| I've worked as a data scientist for quite awhile now in IC, lead and manager roles and the biggest thing I've found is that data scientists cannot be allowed to live exclusively in notebooks. Notebooks are essential for the EDA and early prototyping stages but all data scientists should be enough "software engineer" to get their code out of their notebook and into a reusable library/package of tools shared with engineering. The best teams I've worked on the hand off between DS and engineering is not a notebook, it's a pull request, with code review from engineers. Data scientists must put their models in a standard format in a library used by engineering, they must create their own unit tests, and be subject to the same code review that engineer would. This last step is important: my experience is that many data scientists, especially coming from academic research, are scared of writing real code. However after a few rounds of getting helpful feedback from engineers they quickly realize how to write code much better. This process is also essential because if you are shipping models to production, you will encounter bugs that require a data scientist to fix that an engineer cannot solve alone. If the data scientists aren't familiar with the model part of the code base this process is a nightmare, as you have to ask them to dust of questionable notebooks from months or years ago.
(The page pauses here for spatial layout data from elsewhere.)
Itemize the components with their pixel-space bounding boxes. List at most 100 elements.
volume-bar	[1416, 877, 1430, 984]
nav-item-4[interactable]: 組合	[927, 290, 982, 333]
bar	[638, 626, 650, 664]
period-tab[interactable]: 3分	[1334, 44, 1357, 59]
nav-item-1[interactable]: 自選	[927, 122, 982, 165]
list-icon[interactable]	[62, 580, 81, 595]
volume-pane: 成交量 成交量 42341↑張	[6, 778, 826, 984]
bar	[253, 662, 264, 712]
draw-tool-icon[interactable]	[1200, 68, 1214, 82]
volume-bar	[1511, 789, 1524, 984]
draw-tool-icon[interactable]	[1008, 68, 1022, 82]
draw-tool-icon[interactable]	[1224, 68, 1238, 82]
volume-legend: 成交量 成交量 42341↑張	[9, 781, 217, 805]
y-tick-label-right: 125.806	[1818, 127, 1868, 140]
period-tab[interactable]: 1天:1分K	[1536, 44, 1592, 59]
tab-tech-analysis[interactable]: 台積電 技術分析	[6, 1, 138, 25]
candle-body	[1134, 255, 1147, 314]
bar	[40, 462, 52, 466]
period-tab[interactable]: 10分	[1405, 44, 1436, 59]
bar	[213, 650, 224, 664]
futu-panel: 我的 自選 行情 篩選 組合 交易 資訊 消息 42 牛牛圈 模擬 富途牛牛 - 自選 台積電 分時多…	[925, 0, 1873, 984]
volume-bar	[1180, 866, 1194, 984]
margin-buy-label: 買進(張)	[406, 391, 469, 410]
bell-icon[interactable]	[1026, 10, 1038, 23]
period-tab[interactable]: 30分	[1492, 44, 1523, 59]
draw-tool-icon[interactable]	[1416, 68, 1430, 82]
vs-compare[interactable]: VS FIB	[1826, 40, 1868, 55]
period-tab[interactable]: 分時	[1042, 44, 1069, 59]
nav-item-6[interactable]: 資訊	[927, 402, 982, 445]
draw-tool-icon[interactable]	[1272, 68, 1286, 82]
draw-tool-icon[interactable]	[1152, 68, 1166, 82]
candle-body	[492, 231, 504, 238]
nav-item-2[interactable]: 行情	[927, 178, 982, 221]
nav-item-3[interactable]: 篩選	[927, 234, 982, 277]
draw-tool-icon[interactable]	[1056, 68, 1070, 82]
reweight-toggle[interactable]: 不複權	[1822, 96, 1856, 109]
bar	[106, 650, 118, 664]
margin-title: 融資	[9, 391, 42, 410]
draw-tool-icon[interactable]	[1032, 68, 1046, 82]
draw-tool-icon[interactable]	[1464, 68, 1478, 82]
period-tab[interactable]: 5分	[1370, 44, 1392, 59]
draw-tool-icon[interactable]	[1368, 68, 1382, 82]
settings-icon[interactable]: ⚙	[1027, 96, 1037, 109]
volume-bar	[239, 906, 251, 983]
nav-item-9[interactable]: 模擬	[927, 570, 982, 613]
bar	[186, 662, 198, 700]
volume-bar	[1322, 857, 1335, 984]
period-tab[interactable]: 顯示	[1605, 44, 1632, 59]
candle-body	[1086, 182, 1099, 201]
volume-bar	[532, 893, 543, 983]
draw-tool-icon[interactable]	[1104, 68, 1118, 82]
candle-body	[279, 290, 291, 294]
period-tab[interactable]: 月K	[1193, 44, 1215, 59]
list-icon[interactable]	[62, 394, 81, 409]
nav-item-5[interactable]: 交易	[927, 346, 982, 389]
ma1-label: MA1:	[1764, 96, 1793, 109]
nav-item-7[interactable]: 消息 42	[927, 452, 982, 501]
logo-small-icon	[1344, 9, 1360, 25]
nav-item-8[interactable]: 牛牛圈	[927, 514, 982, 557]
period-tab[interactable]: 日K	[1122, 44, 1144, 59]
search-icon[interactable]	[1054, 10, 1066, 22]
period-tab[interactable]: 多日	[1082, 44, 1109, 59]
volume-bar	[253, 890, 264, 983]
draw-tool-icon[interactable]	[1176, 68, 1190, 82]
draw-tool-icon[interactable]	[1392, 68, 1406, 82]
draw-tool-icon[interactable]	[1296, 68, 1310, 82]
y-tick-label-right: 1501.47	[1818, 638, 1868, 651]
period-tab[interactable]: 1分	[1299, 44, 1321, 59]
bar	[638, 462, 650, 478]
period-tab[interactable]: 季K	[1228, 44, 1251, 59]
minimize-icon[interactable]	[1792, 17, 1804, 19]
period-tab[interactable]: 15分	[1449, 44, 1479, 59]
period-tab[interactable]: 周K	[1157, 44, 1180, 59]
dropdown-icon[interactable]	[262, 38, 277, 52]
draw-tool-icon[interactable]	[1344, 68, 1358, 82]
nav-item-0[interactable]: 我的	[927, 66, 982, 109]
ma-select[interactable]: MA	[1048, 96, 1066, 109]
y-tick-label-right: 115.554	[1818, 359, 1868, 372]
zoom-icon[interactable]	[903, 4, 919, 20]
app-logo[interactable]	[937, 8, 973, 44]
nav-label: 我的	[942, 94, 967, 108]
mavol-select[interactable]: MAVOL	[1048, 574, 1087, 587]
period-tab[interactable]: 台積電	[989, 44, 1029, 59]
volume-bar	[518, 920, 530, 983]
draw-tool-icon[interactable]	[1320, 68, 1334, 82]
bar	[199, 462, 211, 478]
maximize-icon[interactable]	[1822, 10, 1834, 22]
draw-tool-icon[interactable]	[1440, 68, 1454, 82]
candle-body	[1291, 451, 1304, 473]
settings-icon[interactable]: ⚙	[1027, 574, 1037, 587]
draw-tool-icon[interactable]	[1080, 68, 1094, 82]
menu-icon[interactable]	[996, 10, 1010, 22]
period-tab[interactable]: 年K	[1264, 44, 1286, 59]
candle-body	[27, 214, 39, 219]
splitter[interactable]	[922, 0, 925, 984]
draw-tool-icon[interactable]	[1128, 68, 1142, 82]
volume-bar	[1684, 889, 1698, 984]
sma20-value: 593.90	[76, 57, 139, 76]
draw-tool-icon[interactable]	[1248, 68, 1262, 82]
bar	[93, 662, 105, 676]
There are lots of the process of shipping a model to production that data scientists don't need to worry about, but they absolutely should be working as engineers at the final stage of the hand off. |
Browsing code, underlying library imports and associated code, type hinting, error checking, etc., are so vastly superior in something like Pycharm that it is really hard to see why one would give it all up to work in a Notebook unless they never matured their skillsets to see the benefits afforded by a more powerful IDE? I think notebooks can have their place and are certainly great for documenting things with a mix of Markdown, LaTeX and code, as well as for tutorials that someone else can directly execute. And some of the interactive widgets can also make for nice demos when needed.
Notebooks also make for poor habits often times and as you mentioned, having data scientists and ML engineers write code as modules or commit them via pull-requests helps them grow into being better software engineers which in my experience is almost a necessity to be a good and effective data scientist and ML engineer.
And lastly, version controlling notebooks is such a nightmare. Nor is it conducive to code reviews.